I think one of the things I’ve appreciated most and struggled with the most is the sense of being alone in this decision to be a living donor. I have a tremendous amount of support starting most with my husband. He has made incredible sacrifices to meet doctors and go to appointments with me, and I want to say he supports my decision, but it was really our decision. We decided together that this was a good decision, and we would continue down this path until God closed the door. My kids are all supportive – even my 25 year old in Spain who is wishing she could be here during the surgery. My parents and siblings and coworkers (they’re like family) are all incredibly supportive. Even still, I am alone with my thoughts.

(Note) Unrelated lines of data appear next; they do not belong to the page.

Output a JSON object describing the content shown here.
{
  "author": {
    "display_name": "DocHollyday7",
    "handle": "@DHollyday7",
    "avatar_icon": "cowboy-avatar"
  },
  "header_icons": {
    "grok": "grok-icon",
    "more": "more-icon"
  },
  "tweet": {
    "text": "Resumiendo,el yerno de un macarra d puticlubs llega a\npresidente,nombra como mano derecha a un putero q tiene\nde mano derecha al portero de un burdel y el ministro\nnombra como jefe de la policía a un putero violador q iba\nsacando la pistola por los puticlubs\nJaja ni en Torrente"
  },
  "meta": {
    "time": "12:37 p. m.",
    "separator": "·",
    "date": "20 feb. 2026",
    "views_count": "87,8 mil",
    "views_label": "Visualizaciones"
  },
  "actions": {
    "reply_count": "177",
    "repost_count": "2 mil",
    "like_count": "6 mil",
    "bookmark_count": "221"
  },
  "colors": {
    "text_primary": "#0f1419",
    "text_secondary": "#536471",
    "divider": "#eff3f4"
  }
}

It is in those alone times that God spoke loudest to me.
I remember that very first day as I considered this wild idea of offering one of my working kidneys to a woman I really don’t know. Trust me, I had all the “what ifs” run through my head that day. And with every “what if”, I heard “your body is not your own; you were bought with a price.” (1 Cor. 6:19-20) Every. Single. One.

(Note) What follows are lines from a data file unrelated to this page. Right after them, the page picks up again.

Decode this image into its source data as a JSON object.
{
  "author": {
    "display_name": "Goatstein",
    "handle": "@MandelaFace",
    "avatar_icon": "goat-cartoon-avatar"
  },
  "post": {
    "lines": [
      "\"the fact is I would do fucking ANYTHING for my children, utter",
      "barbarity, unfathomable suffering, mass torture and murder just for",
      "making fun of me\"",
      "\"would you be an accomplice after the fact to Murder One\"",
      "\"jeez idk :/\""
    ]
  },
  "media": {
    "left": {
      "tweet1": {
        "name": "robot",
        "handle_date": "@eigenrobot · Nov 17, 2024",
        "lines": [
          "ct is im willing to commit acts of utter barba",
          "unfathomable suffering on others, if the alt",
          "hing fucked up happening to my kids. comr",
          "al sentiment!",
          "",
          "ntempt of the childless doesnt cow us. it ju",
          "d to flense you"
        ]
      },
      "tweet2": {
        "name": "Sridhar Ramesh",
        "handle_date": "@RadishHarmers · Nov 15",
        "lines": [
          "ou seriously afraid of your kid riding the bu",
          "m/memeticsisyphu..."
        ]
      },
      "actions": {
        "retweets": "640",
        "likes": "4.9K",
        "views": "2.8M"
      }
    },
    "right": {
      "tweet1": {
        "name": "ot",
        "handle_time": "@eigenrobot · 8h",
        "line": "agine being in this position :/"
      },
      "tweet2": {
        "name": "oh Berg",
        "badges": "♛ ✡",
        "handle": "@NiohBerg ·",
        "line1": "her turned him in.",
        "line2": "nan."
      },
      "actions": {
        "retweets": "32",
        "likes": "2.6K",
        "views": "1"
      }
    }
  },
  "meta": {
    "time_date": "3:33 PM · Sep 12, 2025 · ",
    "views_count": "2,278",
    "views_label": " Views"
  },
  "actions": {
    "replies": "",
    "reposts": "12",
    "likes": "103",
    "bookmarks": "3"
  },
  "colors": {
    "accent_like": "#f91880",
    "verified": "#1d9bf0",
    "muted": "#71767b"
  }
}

So I’m running a constant dialogue with the God who knit me in my mothers womb (Ps. 139) thinking about my body and actually offering a part of myself as an offering to God. He made me; he surely knows what my future holds and if I trust Him, I should be able to trust him with my one remaining kidney right?
It caused me to wonder – why would I not offer my body to another? Self-preservation? Selfishness? Fear of risk? I say I trust God, but do I trust Him enough to put myself at what seems to be a physical disadvantage for the rest of my life?
The more I thought, the more I realized I had to say YES! I had to say YES because I had this unique opportunity to offer life to someone else. Life! LIFE!